JAKARTA - Candra Darusman memperkenalkan sebuah buku dengan tajuk “Invisible Cycle: Memantik Inovasi dan Kreasi untuk Kemajuan” dan single baru berjudul “Salah Sendiri” bertepatan dengan perayaan ulang tahunnya yang ke-68.

Lewat acara peluncuran yang digelar di HighScope Indonesia, Jakarta Selatan pada Kamis, 21 Agustus, Candra menyebut buku yang ditulisnya bersama Agung Setiyo Wibowo ini ditujukan khusus bagi generasi muda Indonesia, terutama mereka yang lahir antara 1997–2012.

Adapun, inovasi dan kreasi merupakan dua konsep utama yang diperkenalkan dalam buku ini. Inovasi dijelaskan sebagai proses membawa invensi teknologi kepada pengguna, pasar, dan industri, dimana dibutuhkan strategi yang terencana, analisis efektif, pemetaan peluang, dan pemanfaatan kekuatan yang dimiliki serta dapat memenuhi berbagai kebutuhan manusia. Sementara, kreasi dijelaskan sebagai proses yang berakar pada ide dan penciptaan karya seni orisinal yang berdampak nyata bagi perbaikan kehidupan sosial kemasyarakatan.

Kedua konsep utama itu digambarkan sebagai roda tak kasat mata (invisible cycles), yang harus terus berputar agar bangsa mencapai kemakmuran.

“Dan sepeda ini bisa membawa kencang perjuangan Indonesia untuk mencapai kesejahteraan,” kata Candra dalam peluncuran buku dan single baru.

Buku ini juga menjelaskan secara konkret bagaimana inovasi dan kreasi dapat mendorong pertumbuhan ekonomi melalui empat langkah strategis: penciptaan, perlindungan, pemasaran, dan penjualan.

Agung Setiyo Wibowo menambahkan, buku yang diterbitkan oleh Yayasan Pustaka Obor Indonesia ini ditulis dengan gaya penulisan yang komunikatif dan ilustratif, tidak hanya menawarkan solusi konseptual, tetapi juga mengajak generasi muda untuk berani memilih peran di jalur inovasi dan kreasi sebagai kontribusi nyata bagi bangsa.

“Saya pribadi, bekerjasama dengan Om Chandra membuat saya terinspirasi—sebagai milenial—untuk berupaya agar karya-karya yang saya hasilkan tidak hanya menyenangkan ego saya, tapi juga ada impact-nya kepada masyarakat, bangsa, dan negara,” ujar Agung.

Lagu “Salah Sendiri” sebagai Hasil Inovasi dan Kreasi

Di samping itu, single baru yang dikerjakan Candra juga tidak kalah menarik.
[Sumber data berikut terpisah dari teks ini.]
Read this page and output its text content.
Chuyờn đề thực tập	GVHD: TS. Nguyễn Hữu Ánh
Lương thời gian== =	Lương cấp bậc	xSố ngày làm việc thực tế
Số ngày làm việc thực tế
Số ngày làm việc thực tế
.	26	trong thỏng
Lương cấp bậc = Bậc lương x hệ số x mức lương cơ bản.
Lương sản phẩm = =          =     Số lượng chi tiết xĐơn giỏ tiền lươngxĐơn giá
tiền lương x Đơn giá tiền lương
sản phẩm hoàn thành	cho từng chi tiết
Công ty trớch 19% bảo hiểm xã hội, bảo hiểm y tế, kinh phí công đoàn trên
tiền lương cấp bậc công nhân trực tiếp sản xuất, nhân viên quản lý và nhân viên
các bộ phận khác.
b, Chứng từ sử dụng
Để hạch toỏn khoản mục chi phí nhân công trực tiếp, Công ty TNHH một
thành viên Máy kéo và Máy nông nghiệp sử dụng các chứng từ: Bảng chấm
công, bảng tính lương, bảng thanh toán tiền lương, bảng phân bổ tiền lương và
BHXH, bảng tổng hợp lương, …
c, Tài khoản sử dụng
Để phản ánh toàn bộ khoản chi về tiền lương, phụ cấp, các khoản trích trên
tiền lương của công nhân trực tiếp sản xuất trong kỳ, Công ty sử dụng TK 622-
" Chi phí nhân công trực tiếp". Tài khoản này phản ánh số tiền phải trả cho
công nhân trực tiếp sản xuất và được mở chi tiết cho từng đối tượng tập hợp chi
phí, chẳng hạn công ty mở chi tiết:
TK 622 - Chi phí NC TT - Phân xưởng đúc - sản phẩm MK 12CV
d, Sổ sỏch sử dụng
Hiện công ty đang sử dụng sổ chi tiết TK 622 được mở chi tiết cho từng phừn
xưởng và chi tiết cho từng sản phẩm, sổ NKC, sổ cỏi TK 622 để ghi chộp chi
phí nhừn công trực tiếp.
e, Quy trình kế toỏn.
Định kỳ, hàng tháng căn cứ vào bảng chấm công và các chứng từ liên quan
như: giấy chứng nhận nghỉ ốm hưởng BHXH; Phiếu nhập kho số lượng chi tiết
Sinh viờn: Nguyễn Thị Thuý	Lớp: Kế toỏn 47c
Lagu ini merupakan hasil kolaborasi dengan penyanyi dari Sri Lanka—sesuatu yang tidak umum bagi musisi Indonesia.

Kolaborasi ini berawal dari inisiatif bersama Duta Besar RI untuk Sri Lanka, Ibu Dewi Tobing, serta Duta Besar Sri Lanka untuk Indonesia, Prof. Jayanath Colombage.

“Suatu saat, Ibu Dubes kita di Sri Lanka menelepon saya, kira-kira setahun yang lalu. Beliau mengatakan bahwa mereka ingin menjalin dunia musik antara Indonesia dengan Sri Lanka,” tutur Candra.

Penyanyi asal Sri Lanka, Umaria, jadi teman duet Ikke Nurjanah untuk menyanyikan lagu ini. Sementara musisi lain yang juga dilibatkan, di antaranya Dwiki Dharmawan (kibor) dan Barry Likumahuwa (bass).

“Lagu ini, katakanlah suatu pertukaran budaya antara Sri Lanka dengan Indonesia. Dan menariknya, Umaria punya nenek moyang dari Indonesia,” ucap Candra.

Lewat kolaborasi di lagu “Salah Sendiri”, Candra ingin memperlihatkan bagaimana kesenian merupakan sebuah kreasi yang inovatif dalam diplomasi antarnegara.

“Kolaborasi ini diharapkan dapat memperkuat pertukaran budaya dan diplomasi kreatif melalui musik,” pungkas Candra.